I'm having some serious back problems at work. The doctor suggested Physical Therapy but my health insurance doesn't cover PT. Is it worth it to pay out-of-pocket for this service?
Researchers around the world are studying and comparing costs and types of treatment for back pain patients. It's difficult to compare results of one study to another when different age groups are treated or when the treatment applied isn't the same between studies.
So far it looks like exercise and advice to stay active have the best results. For patients with low levels of disability, advice to stay active may be all that's needed.
Patients with greater pain or more disability may be helped more by joint mobilization or manipulation performed by a PT. The optimum number of visits or treatments with a PT has not been established yet.
More studies are needed to compare and match types of patients with best practice methods of treatment.
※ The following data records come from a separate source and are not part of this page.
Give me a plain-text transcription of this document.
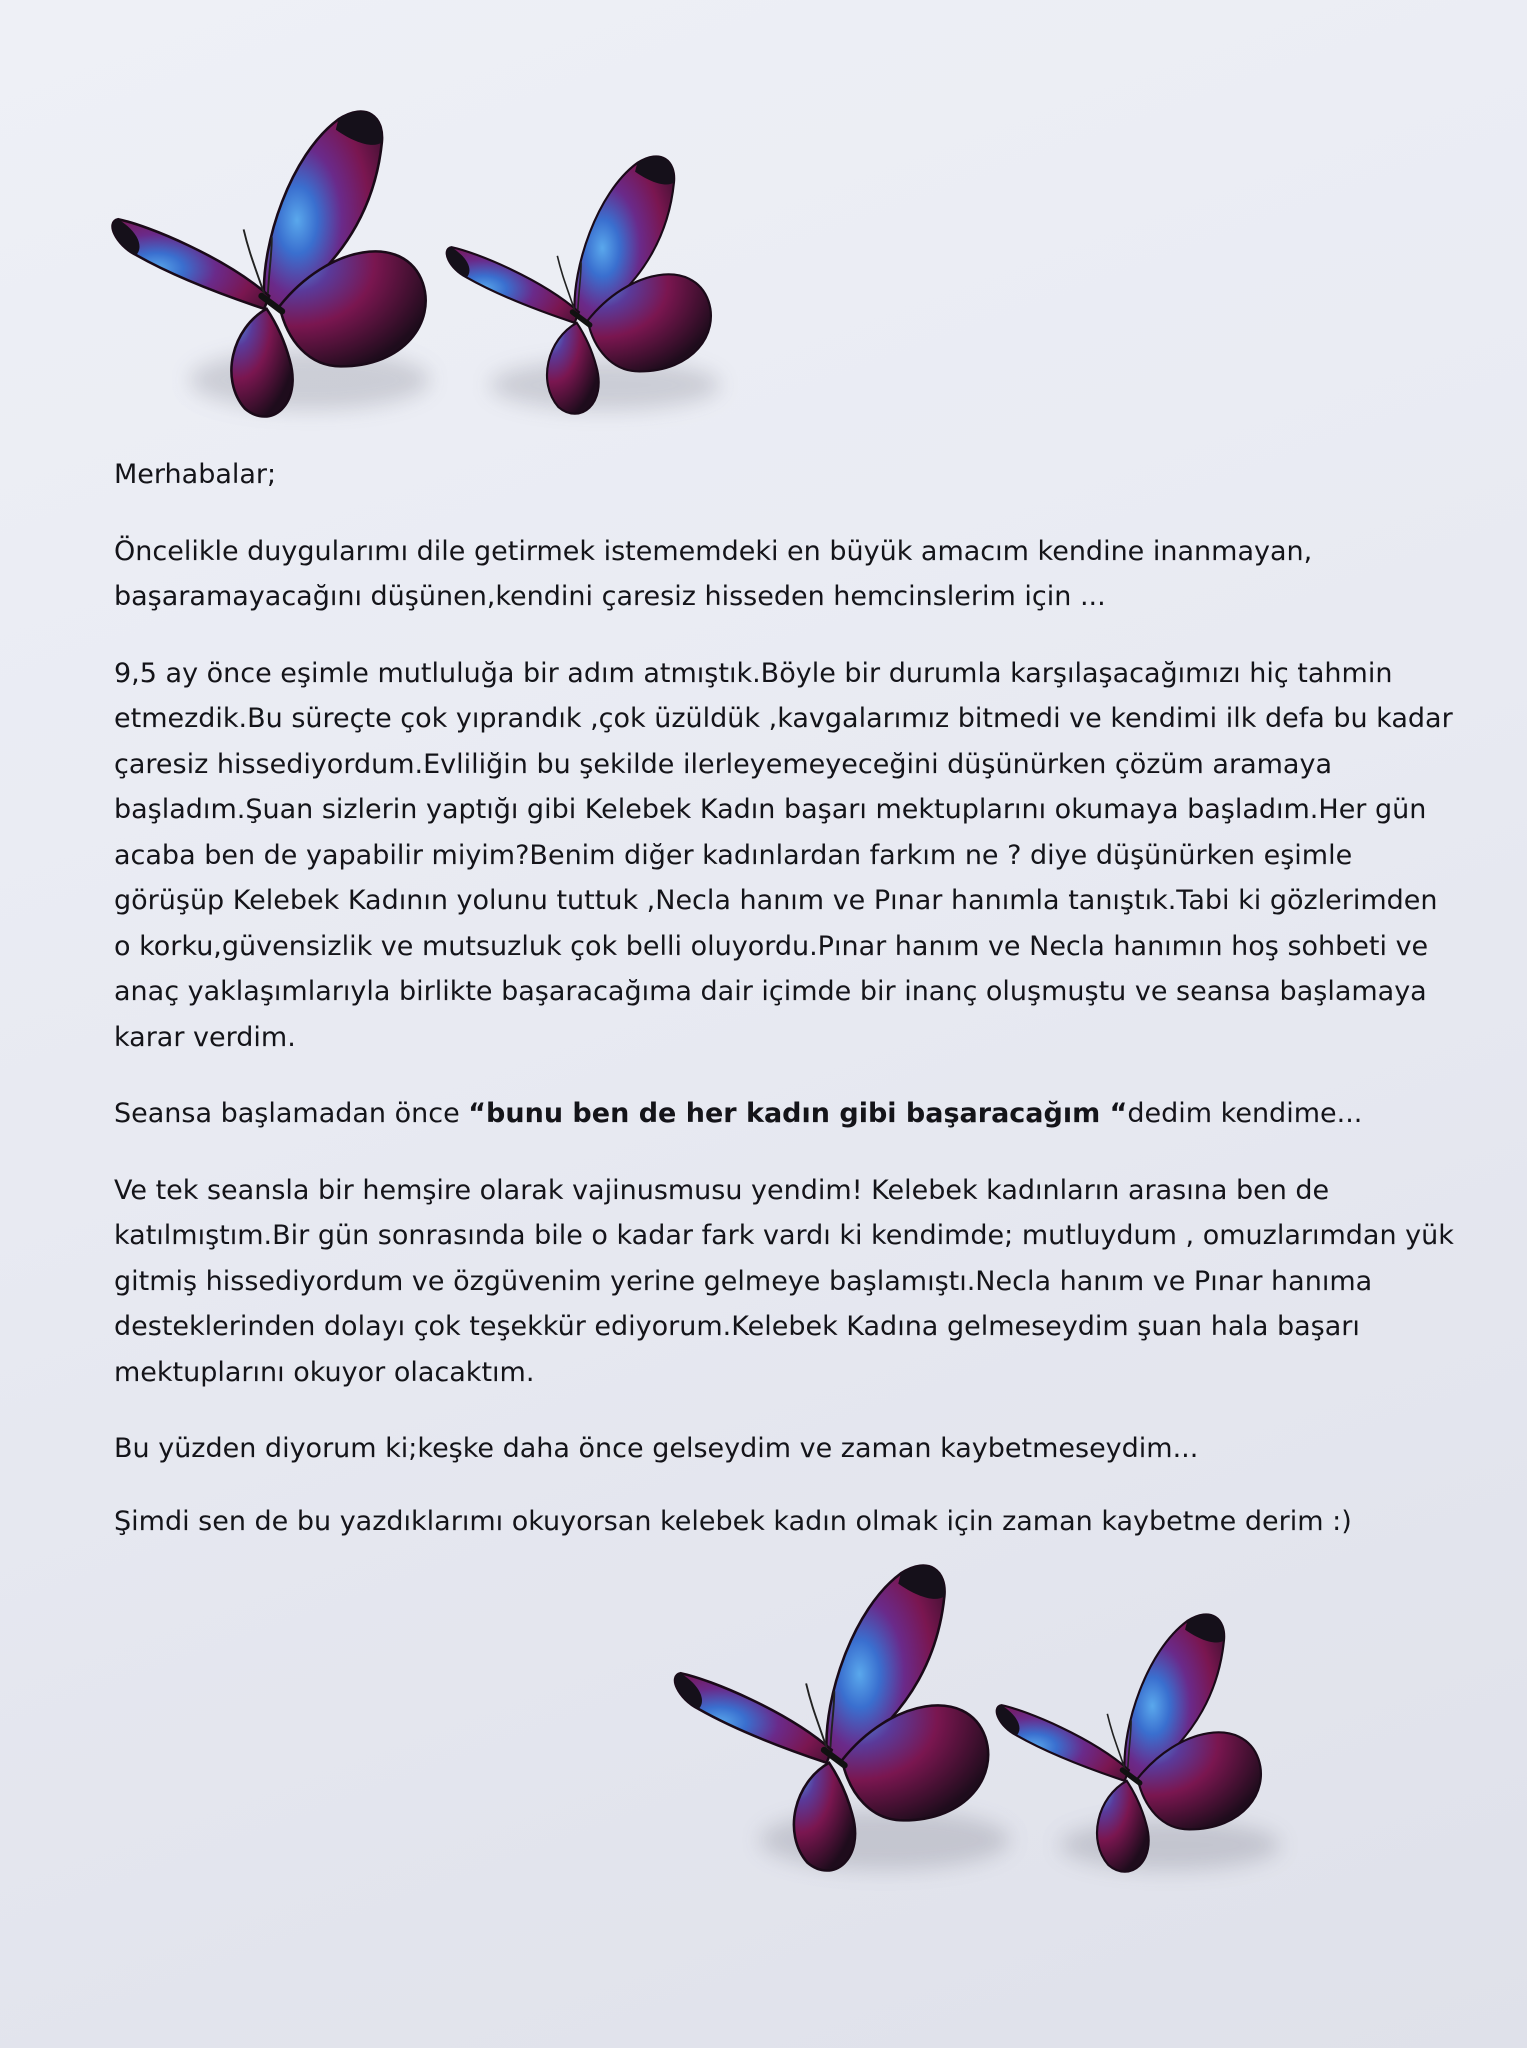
Merhabalar;

Öncelikle duygularımı dile getirmek istememdeki en büyük amacım kendine inanmayan, başaramayacağını düşünen,kendini çaresiz hisseden hemcinslerim için ...

9,5 ay önce eşimle mutluluğa bir adım atmıştık.Böyle bir durumla karşılaşacağımızı hiç tahmin etmezdik.Bu süreçte çok yıprandık ,çok üzüldük ,kavgalarımız bitmedi ve kendimi ilk defa bu kadar çaresiz hissediyordum.Evliliğin bu şekilde ilerleyemeyeceğini düşünürken çözüm aramaya başladım.Şuan sizlerin yaptığı gibi Kelebek Kadın başarı mektuplarını okumaya başladım.Her gün acaba ben de yapabilir miyim?Benim diğer kadınlardan farkım ne ? diye düşünürken eşimle görüşüp Kelebek Kadının yolunu tuttuk ,Necla hanım ve Pınar hanımla tanıştık.Tabi ki gözlerimden o korku,güvensizlik ve mutsuzluk çok belli oluyordu.Pınar hanım ve Necla hanımın hoş sohbeti ve anaç yaklaşımlarıyla birlikte başaracağıma dair içimde bir inanç oluşmuştu ve seansa başlamaya karar verdim.

Seansa başlamadan önce “bunu ben de her kadın gibi başaracağım “dedim kendime...

Ve tek seansla bir hemşire olarak vajinusmusu yendim! Kelebek kadınların arasına ben de katılmıştım.Bir gün sonrasında bile o kadar fark vardı ki kendimde; mutluydum , omuzlarımdan yük gitmiş hissediyordum ve özgüvenim yerine gelmeye başlamıştı.Necla hanım ve Pınar hanıma desteklerinden dolayı çok teşekkür ediyorum.Kelebek Kadına gelmeseydim şuan hala başarı mektuplarını okuyor olacaktım.

Bu yüzden diyorum ki;keşke daha önce gelseydim ve zaman kaybetmeseydim...

Şimdi sen de bu yazdıklarımı okuyorsan kelebek kadın olmak için zaman kaybetme derim :)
It may be that certain age groups or conditions will respond to one treatment or a combination of treatments compared to other problems causing low back pain.
Most PTs are very willing to help patients achieve their goals physically and financially. Patients paying out-of-pocket can be given more independence with a home program and follow-up by phone or email. Present your concerns and needs when you make the initial appointment.
Oliver Rivero-Arias, MSc, et al. Cost-Utility Analysis of Physical Therapy Treatment Compared with Physical Therapy Advice in Low Back Pain. In Spine. May 20, 2006. Vol. 31. No. 12. Pp. 1381-1387.